A longa espera dos fãs de quadrinhos finalmente chegou ao fim. A 1ª temporada de Sandman estreia na Netflix nesta sexta, dia 5, com um total de dez episódios. O Portal do Nerd teve acesso antecipado à série, e já podemos adiantar que vale a maratona do fim de semana.
A série é baseada em uma história em quadrinhos premiada, de autoria do escritor inglês Neil Gaiman, publicada de 1989 a 1996. As 75 edições que formam a obra saíram inicialmente pela DC Comics e depois foram incorporadas pelo selo Vertigo Comics, da mesma editora, dedicado a histórias de temática adulta, com um pé no fantástico e outro no terror.
O universo de fantasia sombria criado por Gaiman mistura diversas mitologias, magia, terror, o sobrenatural e elementos da cultura pop, com direito, inclusive, à máxima: sexo, drogas e rock and roll. Em entrevistas, o autor já afirmou que muito do visual e da atitude dos personagens foi inspirado na cena musical punk e post-punk dos anos 80. Os textos abordam temas profundos, que vão do existencialismo à crítica social, muitas vezes com as histórias servindo como pano de fundo para reflexões sobre as mazelas dos seres humanos.
Não é à toa que os fãs ficaram alucinados quando foi anunciada a adaptação em formato live action, que contou não só com as bençãos do autor, como com sua participação direta. Ele é produtor executivo e participou dos roteiros em companhia dos escritores David S. Goyer (trilogia Blade e Batmans do Nolan, entre outros) e Allan Heinberg (filme Mulher-Maravilha e várias HQs da Marvel). Outras obras de Neil Gaiman como Deuses Americanos, Good Omens, Coraline e Stardust, já haviam se transformado em séries e filmes.
Sandman (Tom Sturridge), também conhecido como Morpheus, Sonho (Dream) e uma série de outros títulos, é o soberano do reino dos sonhos, denominado “Sonhar”, para onde a humanidade vai quando adormece. Ali ele é responsável não apenas pelos sonhos, mas também pelos pesadelos, que representam o pior da humanidade. Junto com seus seis irmãos, todos com seus reinos e símbolos próprios, formam os Perpétuos, entidades místicas imortais, filhos da Noite e do Tempo, que personificam aspectos da vida mundana como a morte, o desejo, o desespero, a destruição, o delírio e o destino.

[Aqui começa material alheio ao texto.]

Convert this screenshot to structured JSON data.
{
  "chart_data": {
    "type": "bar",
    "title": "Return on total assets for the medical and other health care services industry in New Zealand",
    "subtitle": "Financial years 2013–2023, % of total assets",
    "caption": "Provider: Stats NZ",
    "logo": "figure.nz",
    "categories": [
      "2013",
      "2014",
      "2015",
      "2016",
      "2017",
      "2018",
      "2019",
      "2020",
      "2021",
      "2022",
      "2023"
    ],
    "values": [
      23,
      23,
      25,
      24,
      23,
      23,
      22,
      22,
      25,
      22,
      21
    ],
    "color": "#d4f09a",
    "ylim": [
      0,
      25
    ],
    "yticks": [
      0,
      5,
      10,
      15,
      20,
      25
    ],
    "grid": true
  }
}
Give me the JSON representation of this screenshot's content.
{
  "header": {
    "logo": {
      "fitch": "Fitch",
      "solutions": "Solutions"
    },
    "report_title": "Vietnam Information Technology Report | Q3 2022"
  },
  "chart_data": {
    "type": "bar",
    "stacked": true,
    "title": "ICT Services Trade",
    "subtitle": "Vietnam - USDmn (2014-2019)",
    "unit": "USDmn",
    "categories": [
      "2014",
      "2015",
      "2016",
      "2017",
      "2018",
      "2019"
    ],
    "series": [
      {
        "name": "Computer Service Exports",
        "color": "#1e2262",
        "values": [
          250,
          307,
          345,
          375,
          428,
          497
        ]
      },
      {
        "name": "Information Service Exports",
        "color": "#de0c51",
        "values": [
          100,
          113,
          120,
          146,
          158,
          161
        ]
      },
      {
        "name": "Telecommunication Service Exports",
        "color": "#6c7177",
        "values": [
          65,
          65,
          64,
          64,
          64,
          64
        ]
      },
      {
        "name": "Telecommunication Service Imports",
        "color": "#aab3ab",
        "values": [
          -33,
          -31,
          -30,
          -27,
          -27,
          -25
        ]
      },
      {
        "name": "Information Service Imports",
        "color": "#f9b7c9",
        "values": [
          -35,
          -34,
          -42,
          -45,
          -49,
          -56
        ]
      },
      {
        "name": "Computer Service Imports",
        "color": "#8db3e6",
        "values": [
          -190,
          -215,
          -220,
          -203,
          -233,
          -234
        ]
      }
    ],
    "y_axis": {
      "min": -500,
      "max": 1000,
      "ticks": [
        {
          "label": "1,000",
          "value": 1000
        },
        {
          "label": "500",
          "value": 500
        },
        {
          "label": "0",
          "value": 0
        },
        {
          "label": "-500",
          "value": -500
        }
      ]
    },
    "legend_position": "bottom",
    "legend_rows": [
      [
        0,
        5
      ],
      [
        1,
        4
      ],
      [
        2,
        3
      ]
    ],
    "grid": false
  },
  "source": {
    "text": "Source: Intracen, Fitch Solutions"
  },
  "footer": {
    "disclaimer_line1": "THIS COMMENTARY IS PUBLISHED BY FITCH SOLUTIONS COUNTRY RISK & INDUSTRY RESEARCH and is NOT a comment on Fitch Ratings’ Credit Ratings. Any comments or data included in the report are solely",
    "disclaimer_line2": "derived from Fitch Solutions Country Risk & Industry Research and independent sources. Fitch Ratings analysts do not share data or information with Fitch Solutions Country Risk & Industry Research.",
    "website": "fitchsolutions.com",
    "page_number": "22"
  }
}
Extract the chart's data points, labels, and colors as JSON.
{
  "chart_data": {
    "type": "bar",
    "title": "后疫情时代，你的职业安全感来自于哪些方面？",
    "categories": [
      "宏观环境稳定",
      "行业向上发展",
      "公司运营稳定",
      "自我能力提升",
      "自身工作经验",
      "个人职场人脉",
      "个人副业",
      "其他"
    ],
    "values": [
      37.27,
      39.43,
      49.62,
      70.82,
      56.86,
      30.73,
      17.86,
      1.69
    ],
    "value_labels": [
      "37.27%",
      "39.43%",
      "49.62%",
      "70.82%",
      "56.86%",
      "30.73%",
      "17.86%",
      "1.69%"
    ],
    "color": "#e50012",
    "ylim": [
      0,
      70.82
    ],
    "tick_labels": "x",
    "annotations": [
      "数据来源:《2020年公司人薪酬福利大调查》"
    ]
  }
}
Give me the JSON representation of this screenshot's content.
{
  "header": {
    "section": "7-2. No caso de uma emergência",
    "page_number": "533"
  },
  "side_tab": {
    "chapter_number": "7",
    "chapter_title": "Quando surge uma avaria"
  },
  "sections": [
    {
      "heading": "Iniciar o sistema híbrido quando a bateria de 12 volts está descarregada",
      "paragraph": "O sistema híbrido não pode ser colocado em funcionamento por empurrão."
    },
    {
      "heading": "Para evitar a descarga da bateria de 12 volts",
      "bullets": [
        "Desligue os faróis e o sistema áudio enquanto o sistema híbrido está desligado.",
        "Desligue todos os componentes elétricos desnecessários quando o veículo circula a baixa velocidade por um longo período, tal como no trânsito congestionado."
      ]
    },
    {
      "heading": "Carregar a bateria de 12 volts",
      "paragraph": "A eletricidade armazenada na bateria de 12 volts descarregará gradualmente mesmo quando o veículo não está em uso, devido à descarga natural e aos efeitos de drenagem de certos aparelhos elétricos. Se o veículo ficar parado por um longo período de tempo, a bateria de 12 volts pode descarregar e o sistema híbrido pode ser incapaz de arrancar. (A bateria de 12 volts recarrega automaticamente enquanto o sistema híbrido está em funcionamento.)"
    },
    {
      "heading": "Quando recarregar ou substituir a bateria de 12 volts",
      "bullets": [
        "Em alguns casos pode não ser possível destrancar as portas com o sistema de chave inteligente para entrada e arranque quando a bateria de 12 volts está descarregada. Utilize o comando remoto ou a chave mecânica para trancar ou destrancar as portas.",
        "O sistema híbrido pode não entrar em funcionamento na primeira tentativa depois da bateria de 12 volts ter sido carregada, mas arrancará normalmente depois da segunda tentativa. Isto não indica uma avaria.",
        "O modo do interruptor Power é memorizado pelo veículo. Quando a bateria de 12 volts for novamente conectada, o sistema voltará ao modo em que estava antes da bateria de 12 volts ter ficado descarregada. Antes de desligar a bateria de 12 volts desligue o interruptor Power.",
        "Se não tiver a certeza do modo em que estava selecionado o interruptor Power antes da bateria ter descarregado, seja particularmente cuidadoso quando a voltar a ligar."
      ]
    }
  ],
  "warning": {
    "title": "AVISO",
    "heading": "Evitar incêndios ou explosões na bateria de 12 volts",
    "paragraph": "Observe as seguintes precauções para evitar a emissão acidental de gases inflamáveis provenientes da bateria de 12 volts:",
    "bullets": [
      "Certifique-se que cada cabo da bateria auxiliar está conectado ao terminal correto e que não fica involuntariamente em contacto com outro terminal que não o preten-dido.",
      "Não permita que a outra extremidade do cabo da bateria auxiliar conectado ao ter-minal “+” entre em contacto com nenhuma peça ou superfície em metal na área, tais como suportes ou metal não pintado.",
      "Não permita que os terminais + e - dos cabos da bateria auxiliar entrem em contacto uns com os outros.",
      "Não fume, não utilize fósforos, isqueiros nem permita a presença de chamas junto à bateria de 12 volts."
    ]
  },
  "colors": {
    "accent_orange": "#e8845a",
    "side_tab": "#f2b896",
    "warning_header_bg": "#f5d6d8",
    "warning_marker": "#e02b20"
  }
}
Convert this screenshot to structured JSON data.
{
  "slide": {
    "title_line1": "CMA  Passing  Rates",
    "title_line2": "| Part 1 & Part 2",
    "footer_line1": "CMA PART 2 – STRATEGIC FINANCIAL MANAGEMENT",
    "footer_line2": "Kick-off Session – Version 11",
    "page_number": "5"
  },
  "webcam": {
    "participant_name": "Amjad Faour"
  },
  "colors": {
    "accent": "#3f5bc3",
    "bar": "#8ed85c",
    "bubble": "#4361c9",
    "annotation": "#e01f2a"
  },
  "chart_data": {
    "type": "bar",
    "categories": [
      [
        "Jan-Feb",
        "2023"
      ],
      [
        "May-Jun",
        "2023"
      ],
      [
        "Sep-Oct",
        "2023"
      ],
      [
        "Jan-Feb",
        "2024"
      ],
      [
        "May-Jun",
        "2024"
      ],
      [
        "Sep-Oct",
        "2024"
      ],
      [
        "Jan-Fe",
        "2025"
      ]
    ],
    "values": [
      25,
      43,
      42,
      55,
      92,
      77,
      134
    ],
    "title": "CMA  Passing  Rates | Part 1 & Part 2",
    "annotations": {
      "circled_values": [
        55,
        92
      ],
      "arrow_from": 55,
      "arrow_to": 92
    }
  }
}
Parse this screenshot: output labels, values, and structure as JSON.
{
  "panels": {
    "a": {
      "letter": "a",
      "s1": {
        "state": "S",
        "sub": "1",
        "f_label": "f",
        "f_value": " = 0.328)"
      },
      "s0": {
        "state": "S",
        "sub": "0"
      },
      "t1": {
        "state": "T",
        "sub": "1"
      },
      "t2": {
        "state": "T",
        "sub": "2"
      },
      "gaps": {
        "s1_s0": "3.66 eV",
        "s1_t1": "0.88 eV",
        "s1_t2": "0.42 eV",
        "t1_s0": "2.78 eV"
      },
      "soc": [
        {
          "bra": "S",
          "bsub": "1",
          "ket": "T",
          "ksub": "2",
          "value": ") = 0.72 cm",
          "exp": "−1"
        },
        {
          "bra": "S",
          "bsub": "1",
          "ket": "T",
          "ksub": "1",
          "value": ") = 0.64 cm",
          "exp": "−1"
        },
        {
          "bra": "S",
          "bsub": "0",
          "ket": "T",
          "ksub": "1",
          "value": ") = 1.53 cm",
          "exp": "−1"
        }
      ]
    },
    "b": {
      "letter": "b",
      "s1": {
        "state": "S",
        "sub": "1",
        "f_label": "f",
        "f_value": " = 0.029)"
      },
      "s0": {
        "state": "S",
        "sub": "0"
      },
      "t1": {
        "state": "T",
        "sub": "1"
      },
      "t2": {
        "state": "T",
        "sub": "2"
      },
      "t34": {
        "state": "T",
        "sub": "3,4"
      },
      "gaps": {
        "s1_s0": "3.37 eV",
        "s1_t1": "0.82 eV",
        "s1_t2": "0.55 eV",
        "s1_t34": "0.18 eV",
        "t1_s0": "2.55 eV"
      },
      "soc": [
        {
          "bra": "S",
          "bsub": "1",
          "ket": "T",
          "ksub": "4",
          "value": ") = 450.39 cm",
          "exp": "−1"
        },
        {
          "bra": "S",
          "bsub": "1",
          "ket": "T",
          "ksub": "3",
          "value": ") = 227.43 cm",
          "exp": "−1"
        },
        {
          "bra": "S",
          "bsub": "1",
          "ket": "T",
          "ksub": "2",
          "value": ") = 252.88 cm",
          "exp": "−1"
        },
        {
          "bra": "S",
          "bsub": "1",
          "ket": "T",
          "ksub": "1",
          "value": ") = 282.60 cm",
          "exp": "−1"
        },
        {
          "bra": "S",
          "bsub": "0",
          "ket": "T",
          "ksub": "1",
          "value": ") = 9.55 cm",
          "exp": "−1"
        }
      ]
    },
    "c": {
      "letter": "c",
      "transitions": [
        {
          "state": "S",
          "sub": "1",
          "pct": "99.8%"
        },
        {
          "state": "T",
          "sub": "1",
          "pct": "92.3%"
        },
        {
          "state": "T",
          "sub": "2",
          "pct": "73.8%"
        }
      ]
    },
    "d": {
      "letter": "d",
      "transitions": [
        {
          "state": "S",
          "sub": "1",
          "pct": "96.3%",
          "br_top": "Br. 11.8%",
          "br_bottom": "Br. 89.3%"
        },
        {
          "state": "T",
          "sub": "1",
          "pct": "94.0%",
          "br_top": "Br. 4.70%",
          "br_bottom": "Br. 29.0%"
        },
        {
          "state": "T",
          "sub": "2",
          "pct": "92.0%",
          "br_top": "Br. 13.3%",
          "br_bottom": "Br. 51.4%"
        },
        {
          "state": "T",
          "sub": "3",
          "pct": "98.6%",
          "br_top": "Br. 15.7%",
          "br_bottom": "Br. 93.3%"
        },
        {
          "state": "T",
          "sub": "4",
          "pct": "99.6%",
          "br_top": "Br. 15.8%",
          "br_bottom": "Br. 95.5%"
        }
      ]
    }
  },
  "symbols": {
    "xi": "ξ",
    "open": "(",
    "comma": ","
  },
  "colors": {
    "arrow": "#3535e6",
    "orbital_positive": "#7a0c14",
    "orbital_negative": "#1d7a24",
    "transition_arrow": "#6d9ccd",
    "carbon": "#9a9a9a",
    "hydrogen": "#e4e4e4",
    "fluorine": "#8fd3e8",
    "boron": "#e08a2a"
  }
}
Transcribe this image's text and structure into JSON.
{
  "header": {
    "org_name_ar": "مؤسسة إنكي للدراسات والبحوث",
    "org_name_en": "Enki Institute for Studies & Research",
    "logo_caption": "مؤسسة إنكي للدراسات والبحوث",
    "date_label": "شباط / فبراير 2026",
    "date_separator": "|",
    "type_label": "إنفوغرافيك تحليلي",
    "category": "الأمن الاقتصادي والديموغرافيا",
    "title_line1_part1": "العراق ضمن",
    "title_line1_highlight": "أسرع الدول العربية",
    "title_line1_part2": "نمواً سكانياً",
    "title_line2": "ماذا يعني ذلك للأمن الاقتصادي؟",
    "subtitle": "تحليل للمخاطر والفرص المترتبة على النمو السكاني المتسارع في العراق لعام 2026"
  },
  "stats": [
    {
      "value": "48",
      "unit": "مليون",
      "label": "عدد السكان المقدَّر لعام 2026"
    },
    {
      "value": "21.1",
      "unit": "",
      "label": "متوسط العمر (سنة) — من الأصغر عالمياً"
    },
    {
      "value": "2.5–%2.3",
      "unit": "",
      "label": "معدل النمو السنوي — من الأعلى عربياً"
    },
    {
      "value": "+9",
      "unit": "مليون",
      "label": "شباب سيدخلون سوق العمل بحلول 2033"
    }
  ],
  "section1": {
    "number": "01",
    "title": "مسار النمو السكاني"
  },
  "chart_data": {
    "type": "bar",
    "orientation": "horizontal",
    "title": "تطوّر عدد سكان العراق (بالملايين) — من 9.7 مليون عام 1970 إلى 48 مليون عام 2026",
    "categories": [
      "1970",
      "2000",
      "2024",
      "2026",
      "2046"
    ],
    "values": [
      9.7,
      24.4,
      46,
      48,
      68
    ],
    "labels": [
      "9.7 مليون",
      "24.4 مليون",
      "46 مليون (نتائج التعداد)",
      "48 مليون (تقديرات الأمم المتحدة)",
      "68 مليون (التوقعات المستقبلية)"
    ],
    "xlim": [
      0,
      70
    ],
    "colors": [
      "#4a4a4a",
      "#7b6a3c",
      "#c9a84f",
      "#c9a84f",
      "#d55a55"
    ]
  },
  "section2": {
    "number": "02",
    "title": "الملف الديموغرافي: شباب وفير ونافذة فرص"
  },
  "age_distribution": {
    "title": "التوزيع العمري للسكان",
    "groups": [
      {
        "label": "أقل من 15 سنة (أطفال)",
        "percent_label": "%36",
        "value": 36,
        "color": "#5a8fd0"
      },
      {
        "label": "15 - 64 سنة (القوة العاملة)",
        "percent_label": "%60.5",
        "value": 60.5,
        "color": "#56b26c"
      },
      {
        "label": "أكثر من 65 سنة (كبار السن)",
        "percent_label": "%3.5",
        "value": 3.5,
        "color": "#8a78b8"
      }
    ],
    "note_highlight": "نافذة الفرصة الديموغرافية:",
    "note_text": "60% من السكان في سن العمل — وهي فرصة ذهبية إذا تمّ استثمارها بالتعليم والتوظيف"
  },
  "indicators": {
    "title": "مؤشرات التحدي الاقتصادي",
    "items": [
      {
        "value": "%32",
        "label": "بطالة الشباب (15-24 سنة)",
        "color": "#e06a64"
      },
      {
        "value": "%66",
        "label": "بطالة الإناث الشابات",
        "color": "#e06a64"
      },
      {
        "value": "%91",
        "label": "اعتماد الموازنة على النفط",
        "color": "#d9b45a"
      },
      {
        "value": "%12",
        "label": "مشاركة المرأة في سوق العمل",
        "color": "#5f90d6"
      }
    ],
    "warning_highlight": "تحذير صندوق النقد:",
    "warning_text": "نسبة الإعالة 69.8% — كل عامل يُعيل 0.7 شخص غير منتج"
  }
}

Um dos pesadelos criado por Morpheus, o Coríntio, ganha destaque nos primeiros arcos das HQs de Gaiman, “Prelúdios e Noturnos” e “A Casa de Bonecas”, adaptados para esta primeira temporada. Rebelde e desafiador, ele começa a visitar o mundo desperto, toma gosto pela podridão humana e se torna um assassino em série renegado, com dentes no lugar de seus olhos, com os quais se alimenta dos globos oculares de suas vítimas, absorvendo seus pensamentos, sentimentos e lembranças.
A série tem início com Sandman no encalço de Coríntio (Boyd Holbrook), no ano de 1916, em Londres. O objetivo dele é destruir sua criação, que perdeu totalmente o controle. Quando estava prestes a cumprir sua missão e corrigir seu erro, ele é aprisionado por um feiticeiro humano, Roderick Burgess (Charles Dance), o Magus, líder de uma seita ocultista que, na verdade, pretendia capturar a irmã de Morpheus, a Morte, e exigir que ela revivesse seu filho, morto na batalha de Galípoli, quando os ingleses invadiram a Turquia.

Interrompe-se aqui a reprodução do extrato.